Ulshaw is a hamlet on the River Ure, in the civil parish of Thornton Steward, in North Yorkshire, England, near to Middleham. The hamlet was historically in the North Riding of Yorkshire. It was historically also referred to as Ulshaw Bridge, but in modern usage that name is generally reserved for the medieval stone bridge which spans the River Ure to the immediate south of the hamlet. Ulshaw Bridge is 2.5 mi west of Thornton Steward, and 1.25 mi east of Middleham.

==History==
The hamlet of Ulshaw was included in East Witton parish in 1717. It is shown on mapping as being on either side of Ulshaw Bridge, straddling the River Ure, so split between the parishes of Thornton Steward and East Witton, though most houses and the Catholic church are on the north bank of the river. The name Ulshaw is first recorded in 1158 as Wolueshowe, which is believed to have derived from the Old Norse of Ulf and Haugr (Ulf's mound). Ulshaw has been mentioned as the possible location where Oswin, King of Deira, dismissed his army so that he could retire to a monastery. However Speight states that this is a mis-recording, and that the location is 10 mi to the north west of Catterick, not the south west.

In 1563, when the Black Death ravaged nearby East Witton, the market was moved from there and held at Ulshaw Bridge instead, however it was noted as having been unable to be resurrected at East Witton. The bridge itself is undated, though it has been recorded that Ralph Neville, 1st Earl of Westmorland left £20 in his will of 1424 towards the building of the bridge, described as the "Houseway Bridge over the [River] Eure". The structure was originally believed to have been built in timber, but was constructed of stone between 1673 and 1674, the bridge was repaired at a cost of £1,000,. Ulshaw Bridge is believed to have been a crossing point since Roman times, and it is now grade II listed, including a sundial located above one of the piers. The Roman Road which crossed at this point, is believed to have led towards Addlebrough.

St Simon and St Jude's Church, Ulshaw Bridge, is to the east of the bridge and is unusual to be a Catholic church in a small North Yorkshire hamlet. This is because the church, which was rebuilt c. 1867–1868 by Joseph Hansom in the Byzantine style, is a direct replacement for the Catholic chapel at nearby Danby Hall, seat of the Scrope family. The Scropes are a Catholic family and maintained the tradition despite being labelled as recusants since the time of Elizabeth I. The present church building is accessed by an open staircase which leads to a south door.

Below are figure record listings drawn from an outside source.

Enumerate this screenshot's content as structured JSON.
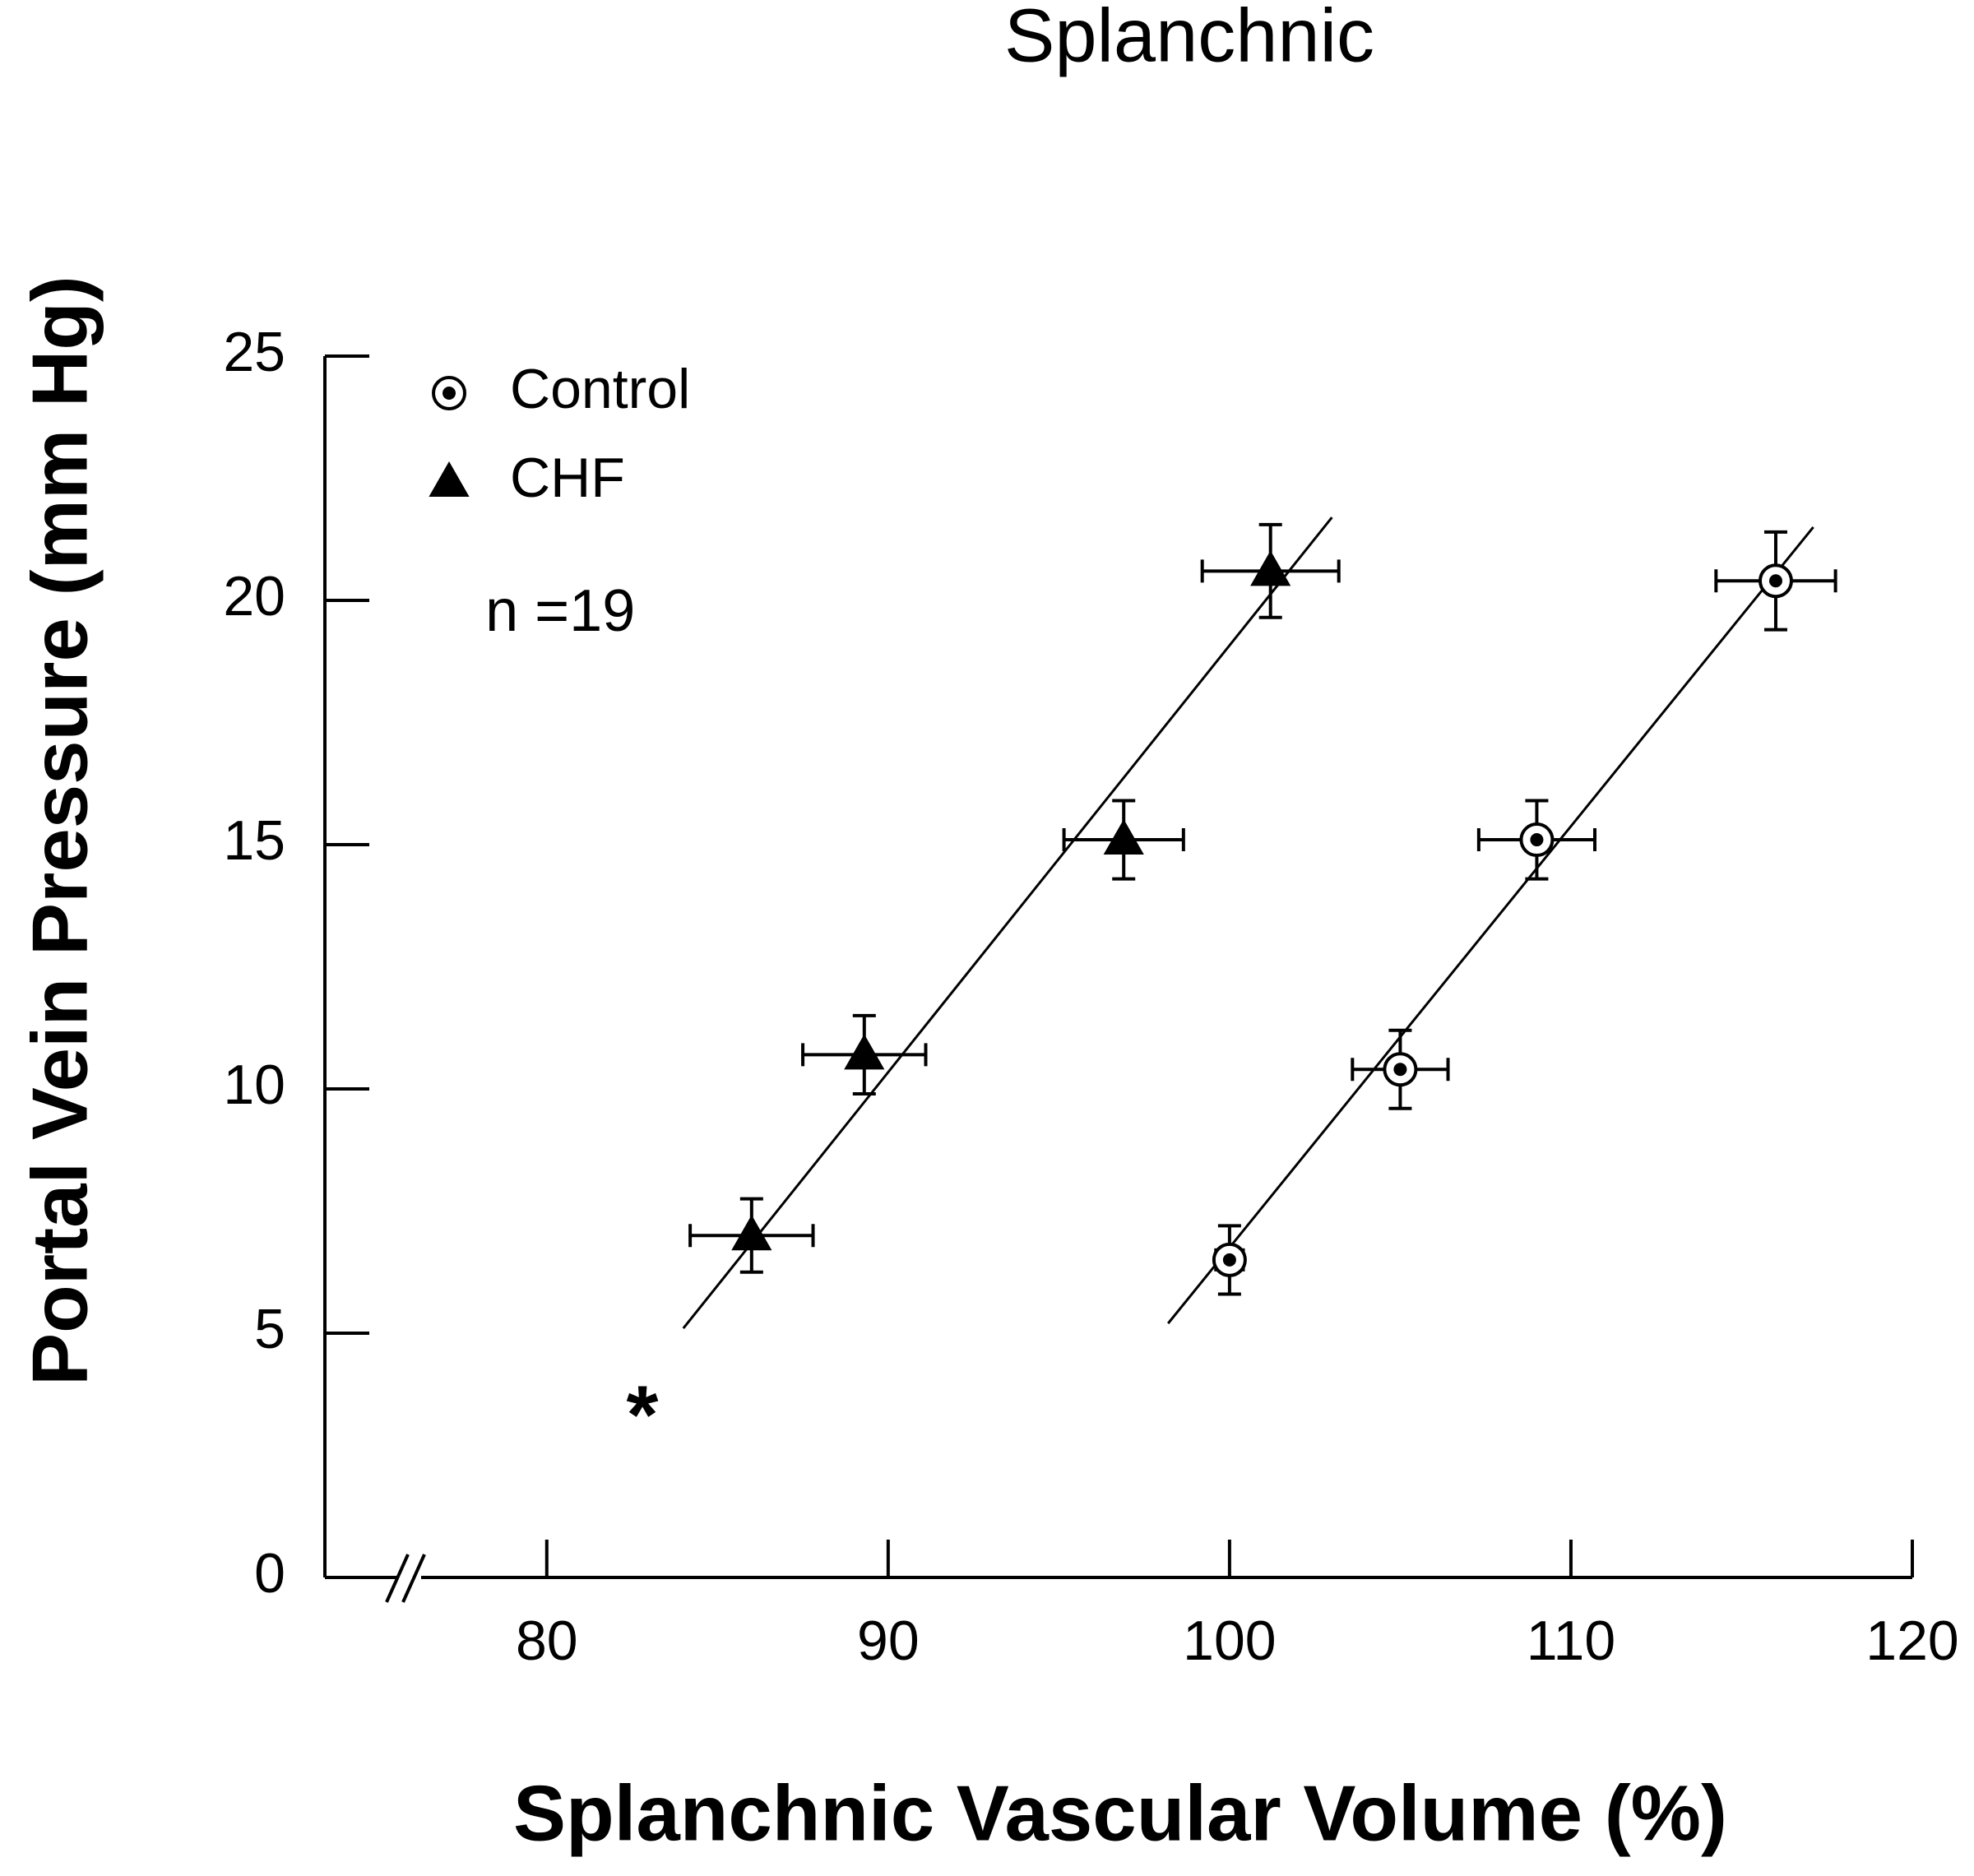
{
  "chart_data": {
    "type": "scatter",
    "title": "Splanchnic",
    "x_label": "Splanchnic Vascular Volume (%)",
    "y_label": "Portal Vein Pressure (mm Hg)",
    "xlim": [
      73.5,
      120
    ],
    "xticks": [
      80,
      90,
      100,
      110,
      120
    ],
    "ylim": [
      0,
      25
    ],
    "yticks": [
      0,
      5,
      10,
      15,
      20,
      25
    ],
    "legend": "upper left",
    "series": [
      {
        "name": "Control",
        "color": "#000000",
        "marker": "circle-dot",
        "x": [
          100,
          105,
          109,
          116
        ],
        "y": [
          6.5,
          10.4,
          15.1,
          20.4
        ],
        "xerr": [
          0.4,
          1.4,
          1.7,
          1.75
        ],
        "yerr": [
          0.7,
          0.8,
          0.8,
          1.0
        ],
        "fit": {
          "x": [
            98.2,
            117.1
          ],
          "y": [
            5.2,
            21.5
          ]
        }
      },
      {
        "name": "CHF",
        "color": "#000000",
        "marker": "triangle",
        "x": [
          86,
          89.3,
          96.9,
          101.2
        ],
        "y": [
          7.0,
          10.7,
          15.1,
          20.6
        ],
        "xerr": [
          1.8,
          1.8,
          1.75,
          2.0
        ],
        "yerr": [
          0.75,
          0.8,
          0.8,
          0.95
        ],
        "fit": {
          "x": [
            84.0,
            103.0
          ],
          "y": [
            5.1,
            21.7
          ]
        }
      }
    ],
    "annotations": [
      {
        "text": "n =19",
        "x": 78.2,
        "y": 19.7
      },
      {
        "text": "*",
        "x": 82.8,
        "y": 3.5
      }
    ]
  }
}
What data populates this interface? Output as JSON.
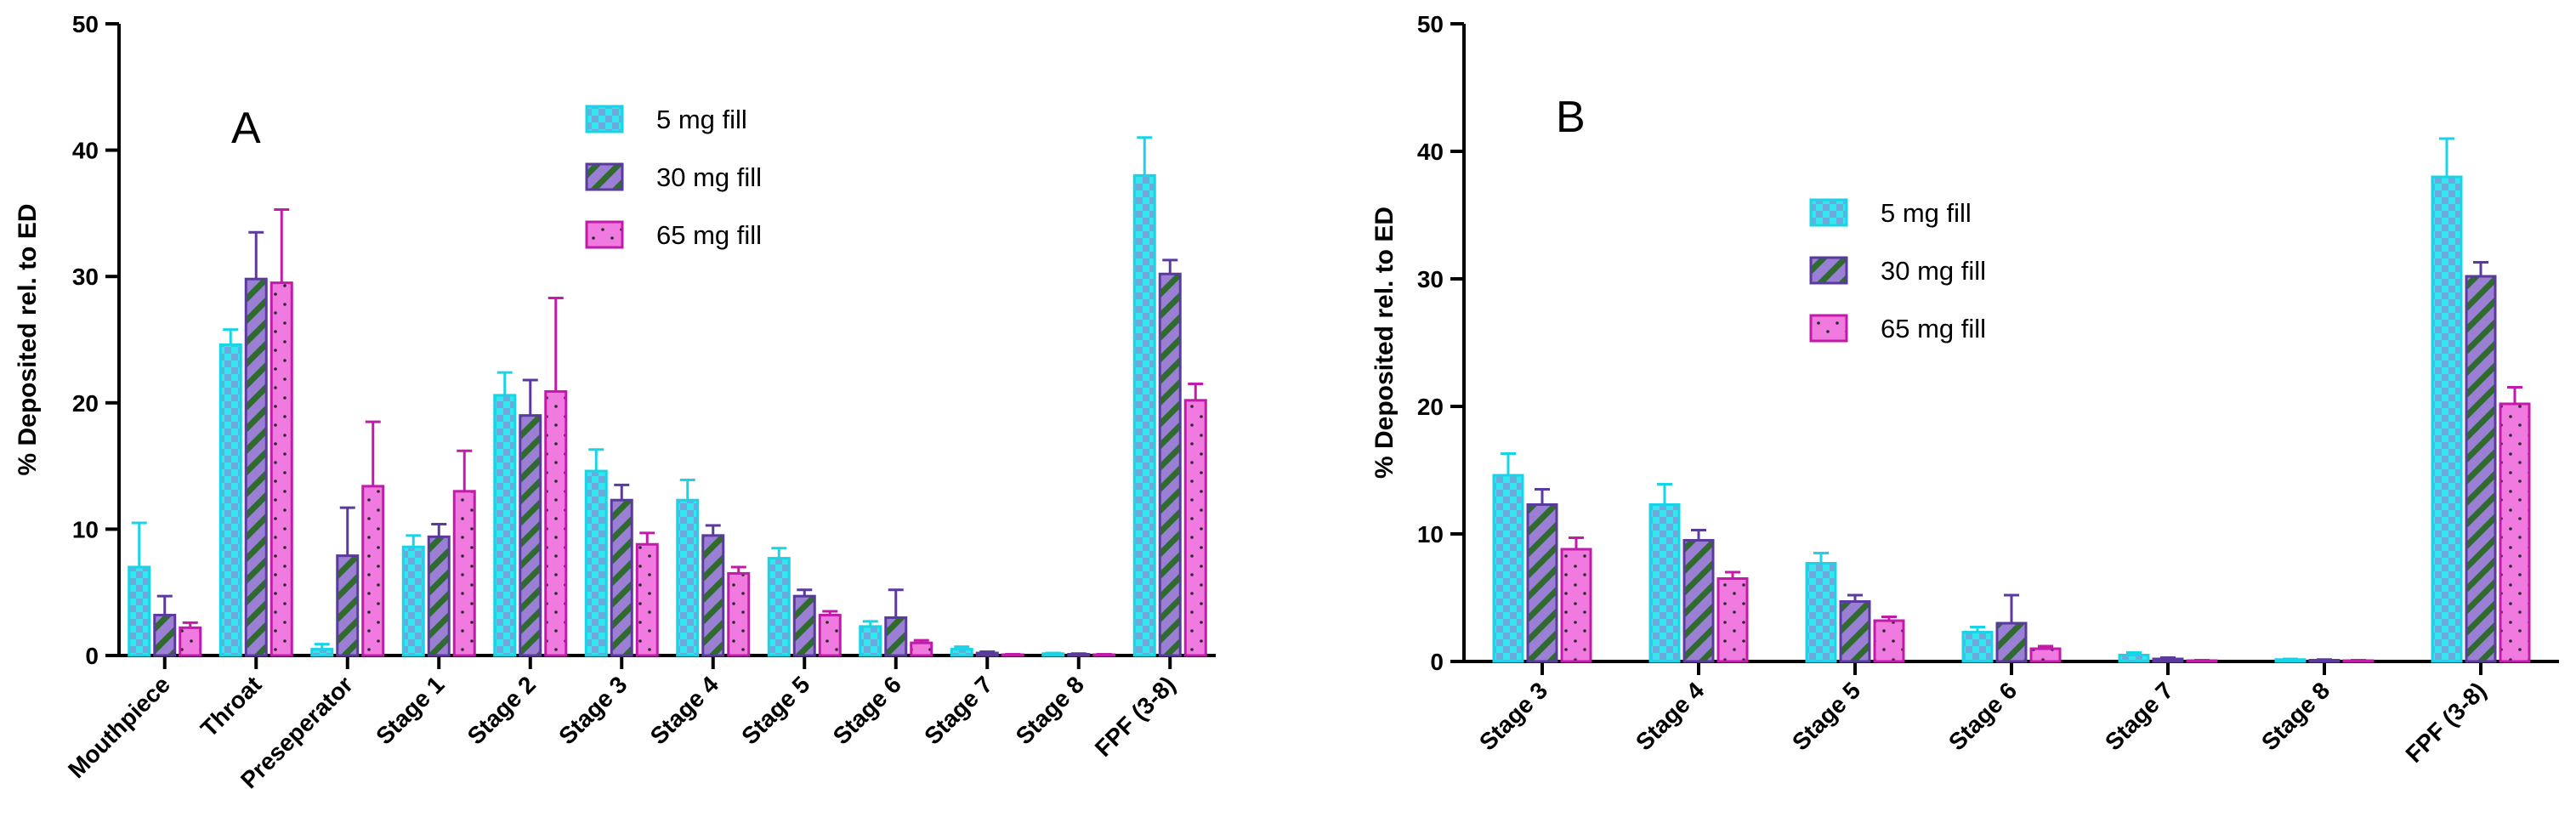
{
  "chart_data": [
    {
      "type": "bar",
      "panel_label": "A",
      "ylabel": "% Deposited rel. to ED",
      "ylim": [
        0,
        50
      ],
      "yticks": [
        "0",
        "10",
        "20",
        "30",
        "40",
        "50"
      ],
      "legend_position": "top-center",
      "categories": [
        "Mouthpiece",
        "Throat",
        "Preseperator",
        "Stage 1",
        "Stage 2",
        "Stage 3",
        "Stage 4",
        "Stage 5",
        "Stage 6",
        "Stage 7",
        "Stage 8",
        "FPF (3-8)"
      ],
      "series": [
        {
          "name": "5 mg fill",
          "color": "#33e6f0",
          "pattern": "squares",
          "values": [
            7.0,
            24.6,
            0.5,
            8.6,
            20.6,
            14.6,
            12.3,
            7.7,
            2.3,
            0.5,
            0.15,
            38.0
          ],
          "errors": [
            3.5,
            1.2,
            0.4,
            0.9,
            1.8,
            1.7,
            1.6,
            0.8,
            0.4,
            0.2,
            0.05,
            3.0
          ]
        },
        {
          "name": "30 mg fill",
          "color": "#9b7fd4",
          "pattern": "stripes",
          "values": [
            3.2,
            29.8,
            7.9,
            9.4,
            19.0,
            12.3,
            9.5,
            4.7,
            3.0,
            0.2,
            0.1,
            30.2
          ],
          "errors": [
            1.5,
            3.7,
            3.8,
            1.0,
            2.8,
            1.2,
            0.8,
            0.5,
            2.2,
            0.1,
            0.05,
            1.1
          ]
        },
        {
          "name": "65 mg fill",
          "color": "#f07ae0",
          "pattern": "dots",
          "values": [
            2.2,
            29.5,
            13.4,
            13.0,
            20.9,
            8.8,
            6.5,
            3.2,
            1.0,
            0.05,
            0.05,
            20.2
          ],
          "errors": [
            0.4,
            5.8,
            5.1,
            3.2,
            7.4,
            0.9,
            0.5,
            0.3,
            0.2,
            0.05,
            0.05,
            1.3
          ]
        }
      ]
    },
    {
      "type": "bar",
      "panel_label": "B",
      "ylabel": "% Deposited rel. to ED",
      "ylim": [
        0,
        50
      ],
      "yticks": [
        "0",
        "10",
        "20",
        "30",
        "40",
        "50"
      ],
      "legend_position": "top-center",
      "categories": [
        "Stage 3",
        "Stage 4",
        "Stage 5",
        "Stage 6",
        "Stage 7",
        "Stage 8",
        "FPF (3-8)"
      ],
      "series": [
        {
          "name": "5 mg fill",
          "color": "#33e6f0",
          "pattern": "squares",
          "values": [
            14.6,
            12.3,
            7.7,
            2.3,
            0.5,
            0.15,
            38.0
          ],
          "errors": [
            1.7,
            1.6,
            0.8,
            0.4,
            0.2,
            0.05,
            3.0
          ]
        },
        {
          "name": "30 mg fill",
          "color": "#9b7fd4",
          "pattern": "stripes",
          "values": [
            12.3,
            9.5,
            4.7,
            3.0,
            0.2,
            0.1,
            30.2
          ],
          "errors": [
            1.2,
            0.8,
            0.5,
            2.2,
            0.1,
            0.05,
            1.1
          ]
        },
        {
          "name": "65 mg fill",
          "color": "#f07ae0",
          "pattern": "dots",
          "values": [
            8.8,
            6.5,
            3.2,
            1.0,
            0.05,
            0.05,
            20.2
          ],
          "errors": [
            0.9,
            0.5,
            0.3,
            0.2,
            0.05,
            0.05,
            1.3
          ]
        }
      ]
    }
  ]
}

The church is grade II listed and the tower is prominent in the landscape.

Historically, the hamlet was in the manor of Wensley (recorded in 1277), and was listed as being in the wapentake of Hang West, and the parish of East Witton. Ulshaw is now within the civil parish of Thornton Steward.

Ulshaw Bridge is also the name of a racehorse, named after the bridge over the river, which has been trained by James Bethell at nearby Middleham.